Role of the newer alpha, -adrenergic-receptor antagonists in the treatment of benign prostatic hyperplasia-related lower urinary tract symptoms.

摘要

BACKGROUND: Although initially introduced for the management of hypertension, alpha(1)-adrenergic-receptor antagonists (alpha1-blockers) have become the standard of care for the medical management of benign prostatic hyperplasia (BPH)-related lower urinary tract symptoms (LUTS). However, these agents have the potential to produce orthostatic hypotension and other blood pressure-related adverse effects in normotensive patients and in those receiving concurrent treatment with other antihypertensive agents. As a result, more "uroselective," less vasoactive alpha(1)-blockers have been developed.

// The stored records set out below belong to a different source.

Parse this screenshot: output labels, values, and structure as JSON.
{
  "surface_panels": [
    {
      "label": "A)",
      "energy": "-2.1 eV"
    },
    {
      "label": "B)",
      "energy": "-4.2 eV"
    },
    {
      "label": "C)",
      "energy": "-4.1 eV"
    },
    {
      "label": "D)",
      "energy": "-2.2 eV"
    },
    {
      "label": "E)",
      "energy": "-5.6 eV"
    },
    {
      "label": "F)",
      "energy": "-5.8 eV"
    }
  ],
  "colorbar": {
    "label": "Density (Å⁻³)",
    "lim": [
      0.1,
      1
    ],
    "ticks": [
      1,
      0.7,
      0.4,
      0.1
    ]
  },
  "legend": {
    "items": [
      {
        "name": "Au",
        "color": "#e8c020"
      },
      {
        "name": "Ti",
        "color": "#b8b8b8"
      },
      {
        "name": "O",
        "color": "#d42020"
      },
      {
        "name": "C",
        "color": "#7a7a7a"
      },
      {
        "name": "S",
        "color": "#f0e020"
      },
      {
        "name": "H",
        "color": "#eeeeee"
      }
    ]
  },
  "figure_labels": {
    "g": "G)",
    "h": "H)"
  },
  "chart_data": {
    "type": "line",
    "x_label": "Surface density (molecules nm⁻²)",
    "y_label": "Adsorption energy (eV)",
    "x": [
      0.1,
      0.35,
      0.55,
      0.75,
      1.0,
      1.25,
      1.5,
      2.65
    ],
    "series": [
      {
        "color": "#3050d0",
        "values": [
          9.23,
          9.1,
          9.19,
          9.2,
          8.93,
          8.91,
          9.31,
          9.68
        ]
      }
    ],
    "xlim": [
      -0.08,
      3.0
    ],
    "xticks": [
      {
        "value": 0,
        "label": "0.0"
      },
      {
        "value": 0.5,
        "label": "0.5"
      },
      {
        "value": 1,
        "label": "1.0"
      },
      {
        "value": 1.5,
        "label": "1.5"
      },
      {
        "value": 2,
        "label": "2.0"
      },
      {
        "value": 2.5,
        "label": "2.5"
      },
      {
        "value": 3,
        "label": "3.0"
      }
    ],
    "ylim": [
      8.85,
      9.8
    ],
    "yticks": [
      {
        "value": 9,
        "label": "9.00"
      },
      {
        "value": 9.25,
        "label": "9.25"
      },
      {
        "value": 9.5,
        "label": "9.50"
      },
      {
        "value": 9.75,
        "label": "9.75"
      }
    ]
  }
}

OBJECTIVE: This article reviews current information on the role of alpha(1)-blockers in the treatment of BPH-related LUTS. The focus is on tamsulosin and alfuzosin, newer "uroselective" agents in this class that have a decreased potential for cardiovascular adverse effects. METHODS: Relevant articles were identified through a search of the English-language literature indexed on MEDLINE and the proceedings of scientific meetings from 1976 to 2003. The search terms were benign prostatic hyperplasia treatment, alpha(1)-adrenergic-receptor blocker, uroselectivity, lower urinary tract symptoms, complications, and cardiovascular. RESULTS: Tamsulosin has selectivity for the a alpha(1) and alpha(1d) receptor subtypes. Alfuzosin, although not receptor subtype selective, is clinically "uroselective" and does not significantly affect vascular alpha-adrenergic receptors. Both agents are efficacious in relieving LUTS and have a decreased potential for such cardiovascular adverse effects as postural hypotension. Common adverse events with these agents include dizziness and asthenia. CONCLUSION: Based on the available data, "uroselective" alpha(1)-blockers should be considered over older, more vasoactive agents for the medical management of LUTS, particularly in patients with BPH and hypertension.